Un dégrèvement des contributions directes, devenues excessives avec les charges additionnelles, est certainement fort à désirer et justifie dans une certaine mesure l’augmentaiion des taxes indirectes. Pourtant n’est-on pas en droit d’objecter aux hommes d’état qui convoitent les plus-values du budget de la France, que les impôts indirects, malgré leur élasticité, n’assurent au fisc un rendement croissant qu’à la condiiion de ne pas être exagérés outre mesure ? Le budget français, si séduisant pendant ces dernières années, loin de continuer à donner les mêmes excédens, frise le déficit de près, comme vient de nous le faire voir ici même un des maîtres de la science des finances[1], M. Paul Leroy-Beaulieu, à propos du projet pour l’exercice de 1883. Mieux que des impôts ingénieux, une saine économie assure à un pays des finances prospères.
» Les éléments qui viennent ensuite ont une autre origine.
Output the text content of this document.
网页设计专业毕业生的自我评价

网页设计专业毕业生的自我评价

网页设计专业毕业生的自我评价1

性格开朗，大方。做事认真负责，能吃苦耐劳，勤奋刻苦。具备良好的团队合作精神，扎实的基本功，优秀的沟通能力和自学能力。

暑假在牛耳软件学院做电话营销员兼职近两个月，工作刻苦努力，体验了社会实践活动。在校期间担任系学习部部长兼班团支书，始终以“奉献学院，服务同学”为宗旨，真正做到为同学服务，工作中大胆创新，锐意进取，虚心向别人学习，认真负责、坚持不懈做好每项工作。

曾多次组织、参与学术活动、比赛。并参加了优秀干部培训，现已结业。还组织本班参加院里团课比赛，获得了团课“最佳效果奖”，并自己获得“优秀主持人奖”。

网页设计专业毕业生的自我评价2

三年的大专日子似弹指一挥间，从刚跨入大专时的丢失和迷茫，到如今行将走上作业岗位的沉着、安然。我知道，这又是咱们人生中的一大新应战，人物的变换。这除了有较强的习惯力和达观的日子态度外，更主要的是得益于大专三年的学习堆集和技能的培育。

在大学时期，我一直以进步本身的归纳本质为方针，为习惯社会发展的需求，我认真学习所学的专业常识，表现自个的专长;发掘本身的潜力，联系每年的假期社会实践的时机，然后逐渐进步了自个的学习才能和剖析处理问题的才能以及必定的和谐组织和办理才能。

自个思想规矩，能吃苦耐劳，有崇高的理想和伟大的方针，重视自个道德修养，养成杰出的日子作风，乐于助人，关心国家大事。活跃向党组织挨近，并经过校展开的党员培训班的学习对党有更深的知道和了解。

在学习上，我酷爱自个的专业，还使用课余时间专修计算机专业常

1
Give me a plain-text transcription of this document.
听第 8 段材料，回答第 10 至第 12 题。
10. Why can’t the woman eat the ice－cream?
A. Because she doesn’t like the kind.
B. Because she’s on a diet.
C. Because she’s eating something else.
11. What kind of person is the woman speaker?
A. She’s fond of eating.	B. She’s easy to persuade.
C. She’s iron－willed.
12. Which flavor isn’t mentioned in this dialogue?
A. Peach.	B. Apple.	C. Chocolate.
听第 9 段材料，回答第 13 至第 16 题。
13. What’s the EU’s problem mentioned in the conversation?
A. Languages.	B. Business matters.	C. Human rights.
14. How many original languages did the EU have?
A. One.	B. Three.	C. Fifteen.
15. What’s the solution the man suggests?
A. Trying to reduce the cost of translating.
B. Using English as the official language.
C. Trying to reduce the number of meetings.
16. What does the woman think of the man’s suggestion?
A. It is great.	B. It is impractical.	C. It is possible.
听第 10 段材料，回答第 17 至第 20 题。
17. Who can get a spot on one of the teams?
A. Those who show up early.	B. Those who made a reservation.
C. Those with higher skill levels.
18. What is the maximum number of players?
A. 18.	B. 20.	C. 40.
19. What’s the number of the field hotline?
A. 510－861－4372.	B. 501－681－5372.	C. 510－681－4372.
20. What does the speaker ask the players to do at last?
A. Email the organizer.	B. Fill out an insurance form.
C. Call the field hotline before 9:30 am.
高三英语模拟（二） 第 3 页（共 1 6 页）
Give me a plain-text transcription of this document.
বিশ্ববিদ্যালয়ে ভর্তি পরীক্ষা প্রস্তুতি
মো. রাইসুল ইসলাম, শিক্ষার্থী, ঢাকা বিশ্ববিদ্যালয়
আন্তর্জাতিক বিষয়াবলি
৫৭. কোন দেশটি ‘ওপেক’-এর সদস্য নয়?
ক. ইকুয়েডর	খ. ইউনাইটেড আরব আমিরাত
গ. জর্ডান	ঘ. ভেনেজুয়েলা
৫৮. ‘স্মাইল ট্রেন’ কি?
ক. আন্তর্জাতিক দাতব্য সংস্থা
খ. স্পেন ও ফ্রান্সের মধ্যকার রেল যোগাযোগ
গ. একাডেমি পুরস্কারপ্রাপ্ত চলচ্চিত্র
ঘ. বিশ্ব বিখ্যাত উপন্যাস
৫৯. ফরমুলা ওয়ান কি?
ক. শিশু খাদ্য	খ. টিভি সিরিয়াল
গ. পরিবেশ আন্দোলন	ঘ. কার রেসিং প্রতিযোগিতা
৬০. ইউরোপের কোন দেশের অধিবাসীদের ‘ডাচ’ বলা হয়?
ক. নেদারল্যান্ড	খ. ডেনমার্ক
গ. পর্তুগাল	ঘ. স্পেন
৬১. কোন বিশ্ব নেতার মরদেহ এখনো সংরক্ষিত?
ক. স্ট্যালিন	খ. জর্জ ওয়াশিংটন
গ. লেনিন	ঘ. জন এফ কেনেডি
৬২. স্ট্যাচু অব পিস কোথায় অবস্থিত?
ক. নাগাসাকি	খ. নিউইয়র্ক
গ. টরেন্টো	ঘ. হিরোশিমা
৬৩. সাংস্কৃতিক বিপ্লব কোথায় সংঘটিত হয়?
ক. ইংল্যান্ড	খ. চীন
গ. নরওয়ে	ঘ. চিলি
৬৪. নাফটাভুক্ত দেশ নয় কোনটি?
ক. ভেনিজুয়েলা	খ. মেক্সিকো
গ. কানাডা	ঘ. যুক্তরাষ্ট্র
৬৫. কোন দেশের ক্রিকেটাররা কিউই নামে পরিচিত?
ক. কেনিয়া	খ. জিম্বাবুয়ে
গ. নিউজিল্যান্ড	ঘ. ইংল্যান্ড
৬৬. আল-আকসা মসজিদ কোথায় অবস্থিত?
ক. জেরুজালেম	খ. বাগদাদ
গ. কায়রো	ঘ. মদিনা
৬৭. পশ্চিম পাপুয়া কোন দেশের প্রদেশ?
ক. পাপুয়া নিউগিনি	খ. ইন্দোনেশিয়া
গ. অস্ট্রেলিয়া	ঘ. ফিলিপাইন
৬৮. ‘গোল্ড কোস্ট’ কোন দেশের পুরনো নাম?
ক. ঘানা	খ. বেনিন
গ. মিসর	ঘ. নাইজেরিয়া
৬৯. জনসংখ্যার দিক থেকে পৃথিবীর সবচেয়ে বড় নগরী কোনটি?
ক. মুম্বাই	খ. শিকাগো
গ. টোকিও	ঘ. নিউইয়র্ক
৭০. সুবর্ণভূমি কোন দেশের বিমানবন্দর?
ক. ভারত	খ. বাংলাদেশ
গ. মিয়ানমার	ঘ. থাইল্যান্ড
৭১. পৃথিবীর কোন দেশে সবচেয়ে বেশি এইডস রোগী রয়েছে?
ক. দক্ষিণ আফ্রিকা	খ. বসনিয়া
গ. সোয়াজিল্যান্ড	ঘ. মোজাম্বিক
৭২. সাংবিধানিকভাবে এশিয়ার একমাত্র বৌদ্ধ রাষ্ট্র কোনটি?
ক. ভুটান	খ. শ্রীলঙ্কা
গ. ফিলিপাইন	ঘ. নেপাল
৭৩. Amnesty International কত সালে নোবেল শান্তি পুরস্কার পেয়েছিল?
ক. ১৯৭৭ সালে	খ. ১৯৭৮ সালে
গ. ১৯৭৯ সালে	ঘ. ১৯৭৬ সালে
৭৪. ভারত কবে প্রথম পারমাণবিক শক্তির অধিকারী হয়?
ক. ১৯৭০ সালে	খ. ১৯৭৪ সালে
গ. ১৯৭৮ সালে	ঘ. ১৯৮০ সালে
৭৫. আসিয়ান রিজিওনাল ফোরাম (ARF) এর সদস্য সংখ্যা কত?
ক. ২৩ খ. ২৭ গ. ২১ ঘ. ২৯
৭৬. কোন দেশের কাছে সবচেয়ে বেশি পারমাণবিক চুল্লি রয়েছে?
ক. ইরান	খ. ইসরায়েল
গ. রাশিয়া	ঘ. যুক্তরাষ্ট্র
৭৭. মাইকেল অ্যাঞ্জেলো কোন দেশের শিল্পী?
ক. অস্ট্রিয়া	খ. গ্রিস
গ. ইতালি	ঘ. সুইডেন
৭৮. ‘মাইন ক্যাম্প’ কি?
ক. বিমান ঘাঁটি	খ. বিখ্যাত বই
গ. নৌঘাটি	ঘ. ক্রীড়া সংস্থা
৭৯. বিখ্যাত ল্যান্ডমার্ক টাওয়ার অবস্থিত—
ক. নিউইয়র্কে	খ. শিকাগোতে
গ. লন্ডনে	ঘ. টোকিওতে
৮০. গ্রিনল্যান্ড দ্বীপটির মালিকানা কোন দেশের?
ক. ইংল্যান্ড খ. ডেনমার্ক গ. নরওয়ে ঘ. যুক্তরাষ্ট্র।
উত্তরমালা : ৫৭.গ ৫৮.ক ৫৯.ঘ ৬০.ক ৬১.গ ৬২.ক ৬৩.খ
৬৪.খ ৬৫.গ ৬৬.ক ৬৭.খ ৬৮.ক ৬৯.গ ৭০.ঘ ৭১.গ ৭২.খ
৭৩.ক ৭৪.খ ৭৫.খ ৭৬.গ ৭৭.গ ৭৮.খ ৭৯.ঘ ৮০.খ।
En ce qui concerne l’Allemagne, il est de fait que les taxes prélevées pour l’alimentation du budget par voie d’impôts indirects y atteignent une proportion de beaucoup moins élevée que dans les autres grands états de l’Europe ou de l’Amérique. Cela ressort en pleine évidence du tableau suivant, où nous avons placé en regard du produit total des taxes indirectes, — droits de douane, impôts de consommation et timbre, — le rendement moyen de ces taxes par tête d’habitant dans les principaux états du monde civilisé, comparés à l’empire allemand :

  Rendement des impôts indirects. Par habitant.
France   1.975 millions.        52 francs.
Angleterre   1.363 "   37 "
États-Unis d’Amérique      1.894 "   33 "
Italie   596 "   21 "
Autriche   457 "   20 "
Russie   1.506 "   18 "
Allemagne   584 "   13 "
  1. Voyez, dans la Revue du 1er avril 1882, l’étude de M. Paul Leroy-Beaulieu sur la Situation financière de la France et le budget de 1883.